Regulation: Social Media Is Not a Right

February 20, 2019

Will this ruling push more social-media bad actors onto encrypted communications? Nextgov reports, “A California Court Finds Social Media Posts Aren’t a First Amendment Right.” The headline is a tad inaccurate, I’m afraid. The appeals court ruling actually places a rational limit on that Supreme-Court affirmed right (think of the “fire in a crowded theatre” example.) In fact, the case involved a juvenile on probation who was apparently inclined to brag about his crime. Reporter Ephrat Livni writes:

“Basically, it’s true that AA has the right to speak freely. But his freedom is legally curtailed by probation conditions designed to rehabilitate him and protect the victim. The court noted that his social media posts could endanger the victim in this case and that there were plenty of other ways AA could communicate, including email, phone, in person, and via written correspondence. To the extent that AA’s case seems to contradict the conclusions about free speech and social media in Packingham, it’s notable that the Supreme Court case involved a North Carolina law that made it a felony for sex offenders to have any social media presence at all, indefinitely.
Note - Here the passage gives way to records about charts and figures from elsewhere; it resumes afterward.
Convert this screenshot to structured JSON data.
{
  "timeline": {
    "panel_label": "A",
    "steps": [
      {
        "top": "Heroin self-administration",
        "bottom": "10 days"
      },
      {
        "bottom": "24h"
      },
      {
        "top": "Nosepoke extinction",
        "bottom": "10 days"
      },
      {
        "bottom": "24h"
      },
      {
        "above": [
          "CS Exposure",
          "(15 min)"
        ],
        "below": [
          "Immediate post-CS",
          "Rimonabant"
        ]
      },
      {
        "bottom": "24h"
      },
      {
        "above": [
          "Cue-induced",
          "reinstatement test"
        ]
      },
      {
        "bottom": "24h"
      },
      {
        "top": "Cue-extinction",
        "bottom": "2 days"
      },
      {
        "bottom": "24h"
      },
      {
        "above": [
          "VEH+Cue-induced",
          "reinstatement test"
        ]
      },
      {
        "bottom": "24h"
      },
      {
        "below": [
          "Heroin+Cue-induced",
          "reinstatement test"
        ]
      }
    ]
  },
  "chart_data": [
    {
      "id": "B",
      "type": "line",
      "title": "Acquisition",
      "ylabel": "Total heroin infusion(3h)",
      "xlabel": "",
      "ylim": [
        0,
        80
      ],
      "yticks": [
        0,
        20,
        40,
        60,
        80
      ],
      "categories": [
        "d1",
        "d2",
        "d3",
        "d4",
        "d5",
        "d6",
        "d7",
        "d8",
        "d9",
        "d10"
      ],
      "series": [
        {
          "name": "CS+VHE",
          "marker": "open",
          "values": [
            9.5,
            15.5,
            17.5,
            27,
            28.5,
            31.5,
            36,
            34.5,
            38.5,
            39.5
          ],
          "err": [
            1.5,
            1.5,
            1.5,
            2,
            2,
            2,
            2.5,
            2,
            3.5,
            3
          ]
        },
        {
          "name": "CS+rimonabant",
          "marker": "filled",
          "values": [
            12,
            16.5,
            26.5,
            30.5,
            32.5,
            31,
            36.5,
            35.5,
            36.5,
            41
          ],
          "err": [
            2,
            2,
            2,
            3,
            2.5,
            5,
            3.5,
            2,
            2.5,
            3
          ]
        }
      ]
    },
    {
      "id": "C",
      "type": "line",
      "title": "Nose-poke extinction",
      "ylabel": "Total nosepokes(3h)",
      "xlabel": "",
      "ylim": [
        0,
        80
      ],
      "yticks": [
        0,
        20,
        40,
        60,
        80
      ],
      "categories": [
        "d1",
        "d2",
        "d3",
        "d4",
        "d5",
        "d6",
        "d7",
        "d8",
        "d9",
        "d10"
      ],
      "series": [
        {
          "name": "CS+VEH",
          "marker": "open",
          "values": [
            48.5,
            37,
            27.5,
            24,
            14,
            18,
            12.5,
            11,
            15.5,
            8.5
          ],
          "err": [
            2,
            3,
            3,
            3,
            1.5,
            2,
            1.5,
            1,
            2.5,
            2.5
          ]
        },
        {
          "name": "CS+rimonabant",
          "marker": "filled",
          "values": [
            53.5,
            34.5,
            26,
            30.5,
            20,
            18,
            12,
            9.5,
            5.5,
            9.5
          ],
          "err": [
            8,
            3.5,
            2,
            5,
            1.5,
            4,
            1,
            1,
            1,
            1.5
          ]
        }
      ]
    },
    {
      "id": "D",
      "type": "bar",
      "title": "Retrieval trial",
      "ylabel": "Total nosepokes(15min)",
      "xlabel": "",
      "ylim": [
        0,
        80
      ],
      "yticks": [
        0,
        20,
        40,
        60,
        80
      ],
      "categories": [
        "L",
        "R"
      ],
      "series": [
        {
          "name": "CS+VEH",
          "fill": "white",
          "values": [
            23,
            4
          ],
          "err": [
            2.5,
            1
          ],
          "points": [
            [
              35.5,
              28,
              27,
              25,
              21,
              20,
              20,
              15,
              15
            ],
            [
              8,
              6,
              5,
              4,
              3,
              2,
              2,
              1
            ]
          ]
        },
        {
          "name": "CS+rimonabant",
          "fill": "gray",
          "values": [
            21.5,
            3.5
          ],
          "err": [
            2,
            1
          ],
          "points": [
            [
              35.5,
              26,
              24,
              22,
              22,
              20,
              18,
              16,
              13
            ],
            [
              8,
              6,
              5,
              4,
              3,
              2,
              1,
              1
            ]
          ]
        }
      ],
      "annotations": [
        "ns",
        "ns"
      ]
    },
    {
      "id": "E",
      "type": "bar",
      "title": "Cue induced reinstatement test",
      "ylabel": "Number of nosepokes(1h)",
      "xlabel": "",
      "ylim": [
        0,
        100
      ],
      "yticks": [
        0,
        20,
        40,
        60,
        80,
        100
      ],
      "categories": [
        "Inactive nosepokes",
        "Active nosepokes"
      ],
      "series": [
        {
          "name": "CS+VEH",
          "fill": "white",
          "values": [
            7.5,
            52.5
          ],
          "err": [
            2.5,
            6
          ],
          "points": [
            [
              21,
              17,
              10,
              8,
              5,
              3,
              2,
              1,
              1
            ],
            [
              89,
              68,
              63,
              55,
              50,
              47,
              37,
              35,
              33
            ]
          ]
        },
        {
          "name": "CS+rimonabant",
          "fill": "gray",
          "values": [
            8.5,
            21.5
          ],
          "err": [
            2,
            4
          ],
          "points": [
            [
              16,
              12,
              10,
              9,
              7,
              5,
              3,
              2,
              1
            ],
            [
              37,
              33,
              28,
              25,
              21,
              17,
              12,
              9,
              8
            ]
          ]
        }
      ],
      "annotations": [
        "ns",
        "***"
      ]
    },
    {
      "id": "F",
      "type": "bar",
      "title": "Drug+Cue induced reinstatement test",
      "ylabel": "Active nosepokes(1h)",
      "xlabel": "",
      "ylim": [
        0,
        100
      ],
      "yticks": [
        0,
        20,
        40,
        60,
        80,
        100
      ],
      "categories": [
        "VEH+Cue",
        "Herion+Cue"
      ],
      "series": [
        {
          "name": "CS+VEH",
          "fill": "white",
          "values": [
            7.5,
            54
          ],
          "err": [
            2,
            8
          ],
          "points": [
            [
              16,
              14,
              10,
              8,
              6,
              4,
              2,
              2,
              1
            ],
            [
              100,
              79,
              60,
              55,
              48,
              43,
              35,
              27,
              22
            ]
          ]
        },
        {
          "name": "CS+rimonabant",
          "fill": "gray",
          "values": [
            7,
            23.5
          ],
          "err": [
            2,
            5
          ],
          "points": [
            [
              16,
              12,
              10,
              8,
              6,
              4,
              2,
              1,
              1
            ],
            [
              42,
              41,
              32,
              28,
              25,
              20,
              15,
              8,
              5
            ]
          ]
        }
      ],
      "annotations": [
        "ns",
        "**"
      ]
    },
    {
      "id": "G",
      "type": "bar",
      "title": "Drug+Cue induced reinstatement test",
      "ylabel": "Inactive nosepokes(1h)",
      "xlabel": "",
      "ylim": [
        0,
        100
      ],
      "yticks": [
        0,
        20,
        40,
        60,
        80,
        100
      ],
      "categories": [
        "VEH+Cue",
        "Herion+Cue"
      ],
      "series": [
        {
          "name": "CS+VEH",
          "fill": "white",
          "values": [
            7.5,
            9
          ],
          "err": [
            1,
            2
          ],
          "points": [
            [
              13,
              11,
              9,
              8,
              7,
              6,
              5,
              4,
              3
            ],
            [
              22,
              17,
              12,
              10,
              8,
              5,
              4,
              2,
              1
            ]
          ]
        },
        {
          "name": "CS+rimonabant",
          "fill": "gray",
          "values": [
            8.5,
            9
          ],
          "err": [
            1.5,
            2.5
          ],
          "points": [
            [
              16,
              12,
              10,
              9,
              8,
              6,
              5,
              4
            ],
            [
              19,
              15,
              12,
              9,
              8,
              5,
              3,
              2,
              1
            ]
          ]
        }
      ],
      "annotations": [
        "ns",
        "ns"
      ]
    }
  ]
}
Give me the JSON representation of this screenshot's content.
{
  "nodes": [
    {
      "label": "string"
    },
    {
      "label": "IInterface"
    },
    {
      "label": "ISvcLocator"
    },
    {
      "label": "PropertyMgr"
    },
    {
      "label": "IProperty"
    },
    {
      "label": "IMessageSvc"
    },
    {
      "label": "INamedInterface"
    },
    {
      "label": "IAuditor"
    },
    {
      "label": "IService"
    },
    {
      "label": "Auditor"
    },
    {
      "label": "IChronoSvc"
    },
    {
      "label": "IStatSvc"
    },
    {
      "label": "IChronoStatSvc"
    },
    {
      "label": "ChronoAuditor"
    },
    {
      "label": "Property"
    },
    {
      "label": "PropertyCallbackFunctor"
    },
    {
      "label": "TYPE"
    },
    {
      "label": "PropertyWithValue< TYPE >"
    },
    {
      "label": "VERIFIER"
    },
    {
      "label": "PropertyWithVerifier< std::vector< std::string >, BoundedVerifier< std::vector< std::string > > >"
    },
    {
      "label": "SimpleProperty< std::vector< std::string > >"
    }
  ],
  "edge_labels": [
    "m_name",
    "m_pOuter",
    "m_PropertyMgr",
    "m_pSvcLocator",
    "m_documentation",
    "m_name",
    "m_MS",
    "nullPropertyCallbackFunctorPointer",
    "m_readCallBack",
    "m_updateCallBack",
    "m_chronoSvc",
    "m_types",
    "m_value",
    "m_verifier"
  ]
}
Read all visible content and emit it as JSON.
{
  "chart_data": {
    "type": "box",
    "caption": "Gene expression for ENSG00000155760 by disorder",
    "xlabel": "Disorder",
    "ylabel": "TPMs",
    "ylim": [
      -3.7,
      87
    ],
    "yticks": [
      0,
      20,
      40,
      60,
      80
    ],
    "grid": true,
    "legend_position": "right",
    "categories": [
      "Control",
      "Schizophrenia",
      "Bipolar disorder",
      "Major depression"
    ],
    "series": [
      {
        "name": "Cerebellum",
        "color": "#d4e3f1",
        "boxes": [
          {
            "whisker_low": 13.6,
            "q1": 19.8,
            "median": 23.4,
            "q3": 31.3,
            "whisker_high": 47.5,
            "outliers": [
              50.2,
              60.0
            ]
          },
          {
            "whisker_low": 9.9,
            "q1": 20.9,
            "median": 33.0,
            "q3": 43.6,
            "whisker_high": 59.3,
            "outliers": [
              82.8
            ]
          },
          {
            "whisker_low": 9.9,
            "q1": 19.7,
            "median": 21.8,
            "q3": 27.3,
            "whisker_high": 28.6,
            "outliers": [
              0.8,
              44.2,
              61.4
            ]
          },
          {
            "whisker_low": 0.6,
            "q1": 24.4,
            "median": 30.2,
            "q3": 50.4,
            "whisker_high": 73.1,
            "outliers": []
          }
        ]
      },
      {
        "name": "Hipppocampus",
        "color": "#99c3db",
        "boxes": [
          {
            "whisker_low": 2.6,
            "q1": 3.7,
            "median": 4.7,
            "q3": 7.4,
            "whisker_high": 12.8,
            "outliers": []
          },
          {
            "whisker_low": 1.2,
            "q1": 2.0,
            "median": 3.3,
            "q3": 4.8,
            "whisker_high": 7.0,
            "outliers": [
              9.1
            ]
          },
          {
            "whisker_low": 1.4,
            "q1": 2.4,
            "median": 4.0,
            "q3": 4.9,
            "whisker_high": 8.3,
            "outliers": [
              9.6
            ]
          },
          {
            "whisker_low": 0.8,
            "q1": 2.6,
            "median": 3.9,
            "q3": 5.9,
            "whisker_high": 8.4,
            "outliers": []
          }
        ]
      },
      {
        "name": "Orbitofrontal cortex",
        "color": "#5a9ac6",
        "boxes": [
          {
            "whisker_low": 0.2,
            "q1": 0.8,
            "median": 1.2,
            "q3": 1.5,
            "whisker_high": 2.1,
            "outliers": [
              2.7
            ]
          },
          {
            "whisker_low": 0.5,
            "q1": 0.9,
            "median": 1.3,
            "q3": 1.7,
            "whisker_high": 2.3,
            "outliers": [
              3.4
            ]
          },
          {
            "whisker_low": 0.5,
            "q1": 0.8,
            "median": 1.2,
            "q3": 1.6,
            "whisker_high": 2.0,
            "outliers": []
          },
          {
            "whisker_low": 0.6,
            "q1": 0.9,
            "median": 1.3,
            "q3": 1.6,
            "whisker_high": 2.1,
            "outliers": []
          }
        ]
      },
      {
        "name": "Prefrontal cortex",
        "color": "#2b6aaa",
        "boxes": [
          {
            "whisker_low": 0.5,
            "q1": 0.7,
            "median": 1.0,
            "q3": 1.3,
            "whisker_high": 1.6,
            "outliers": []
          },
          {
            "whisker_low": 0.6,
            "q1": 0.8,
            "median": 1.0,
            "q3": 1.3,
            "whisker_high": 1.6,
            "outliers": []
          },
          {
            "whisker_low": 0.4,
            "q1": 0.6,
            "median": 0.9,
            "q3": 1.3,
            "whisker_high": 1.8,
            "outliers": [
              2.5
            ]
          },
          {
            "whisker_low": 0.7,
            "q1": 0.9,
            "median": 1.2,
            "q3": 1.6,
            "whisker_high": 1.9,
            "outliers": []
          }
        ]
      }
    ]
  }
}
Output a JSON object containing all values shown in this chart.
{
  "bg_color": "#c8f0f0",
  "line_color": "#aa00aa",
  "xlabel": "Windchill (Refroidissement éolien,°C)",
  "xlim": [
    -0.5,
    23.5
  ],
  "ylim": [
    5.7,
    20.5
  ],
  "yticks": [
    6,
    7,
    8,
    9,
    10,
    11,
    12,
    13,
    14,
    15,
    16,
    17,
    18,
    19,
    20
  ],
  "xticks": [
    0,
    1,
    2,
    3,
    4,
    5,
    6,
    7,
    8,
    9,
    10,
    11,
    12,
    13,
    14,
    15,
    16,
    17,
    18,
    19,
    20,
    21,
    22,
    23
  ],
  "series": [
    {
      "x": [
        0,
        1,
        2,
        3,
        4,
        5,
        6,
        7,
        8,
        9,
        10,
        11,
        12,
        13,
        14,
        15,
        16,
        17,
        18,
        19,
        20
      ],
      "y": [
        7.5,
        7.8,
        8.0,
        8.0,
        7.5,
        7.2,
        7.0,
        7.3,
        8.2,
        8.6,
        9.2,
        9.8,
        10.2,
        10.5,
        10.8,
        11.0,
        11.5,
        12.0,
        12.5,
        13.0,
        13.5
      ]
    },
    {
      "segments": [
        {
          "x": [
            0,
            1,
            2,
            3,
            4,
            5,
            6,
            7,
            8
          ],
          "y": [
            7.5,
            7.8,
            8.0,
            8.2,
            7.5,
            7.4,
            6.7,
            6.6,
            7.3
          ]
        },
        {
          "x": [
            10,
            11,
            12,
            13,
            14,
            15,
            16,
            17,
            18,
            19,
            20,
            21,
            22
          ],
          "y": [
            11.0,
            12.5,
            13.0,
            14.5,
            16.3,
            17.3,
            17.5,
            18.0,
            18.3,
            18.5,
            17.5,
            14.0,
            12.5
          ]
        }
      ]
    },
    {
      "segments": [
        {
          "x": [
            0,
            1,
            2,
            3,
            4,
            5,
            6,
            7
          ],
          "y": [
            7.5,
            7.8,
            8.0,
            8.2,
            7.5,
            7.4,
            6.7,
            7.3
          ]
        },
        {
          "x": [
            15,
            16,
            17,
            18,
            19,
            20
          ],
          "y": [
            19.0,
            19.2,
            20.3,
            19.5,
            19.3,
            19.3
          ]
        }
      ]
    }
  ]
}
In this juvenile case, however, AA was only barred from posting about his offense and only for the duration of his probation.”

So the perpetual dance between freedom and protection continues. Livni also notes that “AA” claimed his attorney was at fault for failing to object to the prohibition in the first place, but that plea was dismissed out of hand. So, freedom of speech on social media is indeed a First Amendment right (at least for now), but, as always, common sense must be applied.